Most market watchers expected the FOMC announcement that it would continue to taper its monthly bond-buying program, also called quantitative easing, by another $10 billion. Markets took the FOMC statement in stride, but Yellen’s comments at her press conference rallied stock and bond markets. While not surprising, Yellen reassured the market place that U.S. interest rates are not going to be raised any time soon. There were a few market watchers wondering if Yellen might sound just a bit more hawkish on U.S. monetary policy after a surprisingly hot reading for the May U.S. consumer price index that was released earlier this week.
The U.S. dollar index is posting solid losses and hit a four-week low Thursday morning in the wake of the dovishly construed comments from Yellen.
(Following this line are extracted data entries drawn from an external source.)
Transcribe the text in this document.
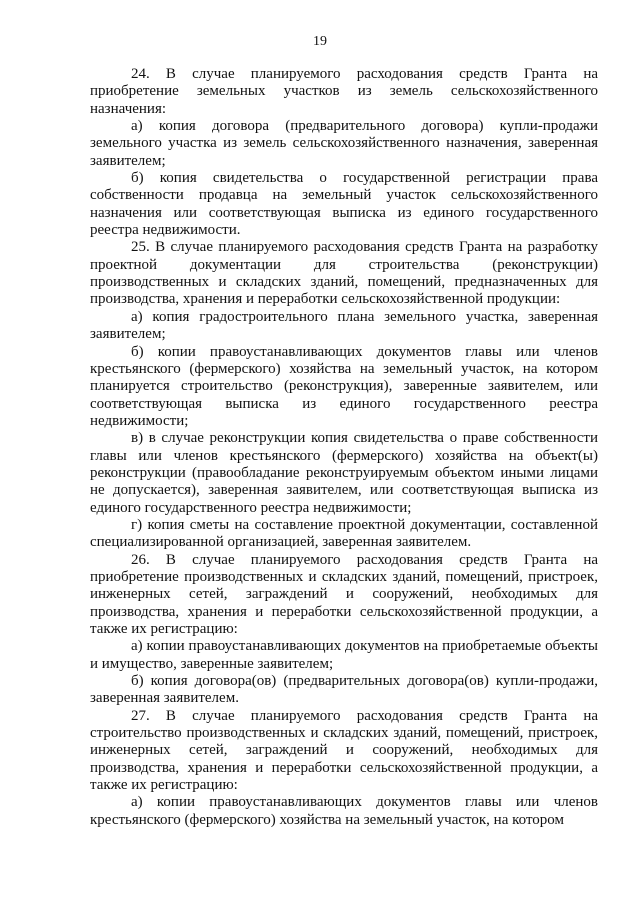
19

24. В случае планируемого расходования средств Гранта на приобретение земельных участков из земель сельскохозяйственного назначения:

а) копия договора (предварительного договора) купли-продажи земельного участка из земель сельскохозяйственного назначения, заверенная заявителем;

б) копия свидетельства о государственной регистрации права собственности продавца на земельный участок сельскохозяйственного назначения или соответствующая выписка из единого государственного реестра недвижимости.

25. В случае планируемого расходования средств Гранта на разработку проектной документации для строительства (реконструкции) производственных и складских зданий, помещений, предназначенных для производства, хранения и переработки сельскохозяйственной продукции:

а) копия градостроительного плана земельного участка, заверенная заявителем;

б) копии правоустанавливающих документов главы или членов крестьянского (фермерского) хозяйства на земельный участок, на котором планируется строительство (реконструкция), заверенные заявителем, или соответствующая выписка из единого государственного реестра недвижимости;

в) в случае реконструкции копия свидетельства о праве собственности главы или членов крестьянского (фермерского) хозяйства на объект(ы) реконструкции (правообладание реконструируемым объектом иными лицами не допускается), заверенная заявителем, или соответствующая выписка из единого государственного реестра недвижимости;

г) копия сметы на составление проектной документации, составленной специализированной организацией, заверенная заявителем.

26. В случае планируемого расходования средств Гранта на приобретение производственных и складских зданий, помещений, пристроек, инженерных сетей, заграждений и сооружений, необходимых для производства, хранения и переработки сельскохозяйственной продукции, а также их регистрацию:

а) копии правоустанавливающих документов на приобретаемые объекты и имущество, заверенные заявителем;

б) копия договора(ов) (предварительных договора(ов) купли-продажи, заверенная заявителем.

27. В случае планируемого расходования средств Гранта на строительство производственных и складских зданий, помещений, пристроек, инженерных сетей, заграждений и сооружений, необходимых для производства, хранения и переработки сельскохозяйственной продукции, а также их регистрацию:

а) копии правоустанавливающих документов главы или членов крестьянского (фермерского) хозяйства на земельный участок, на котором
Meantime, crude oil prices are higher and hovering near their recent multi-month highs. These two key “outside markets” are in a daily bullish posture for the precious metals Thursday.
The civil war in Iraq remains a major market factor and continues to prompt some risk aversion among traders and investors, and in turn some safe-haven buying in gold. The U.S. said it is mulling its military options on the Iraqi matter. Crude oil prices are rallying on worries about Iraqi crude oil exports being reduced, and on concerns the violence in Iraq could spread to other Arab nations.
U.S. economic data due for release Thursday includes the weekly jobless claims report, leading economic indicators and the Philadelphia Fed business survey.
Wyckoff’s Daily Risk Rating: 6.5 (Violence and civil war in Iraq has the world market place concerned.)
(Wyckoff’s Daily Risk Rating is your way to quickly gauge investor risk appetite in the world market place each day. Each day I assess the “risk-on” or “risk-off” trader mentality in the market place with a numerical reading of 1 to 10, with 1 being least risk-averse (most risk-on) and 10 being the most risk-averse (risk-off), and 5 being neutral.
The London A.M. gold fix is $1,282.00 versus the previous P.M. fixing of $1,269.75.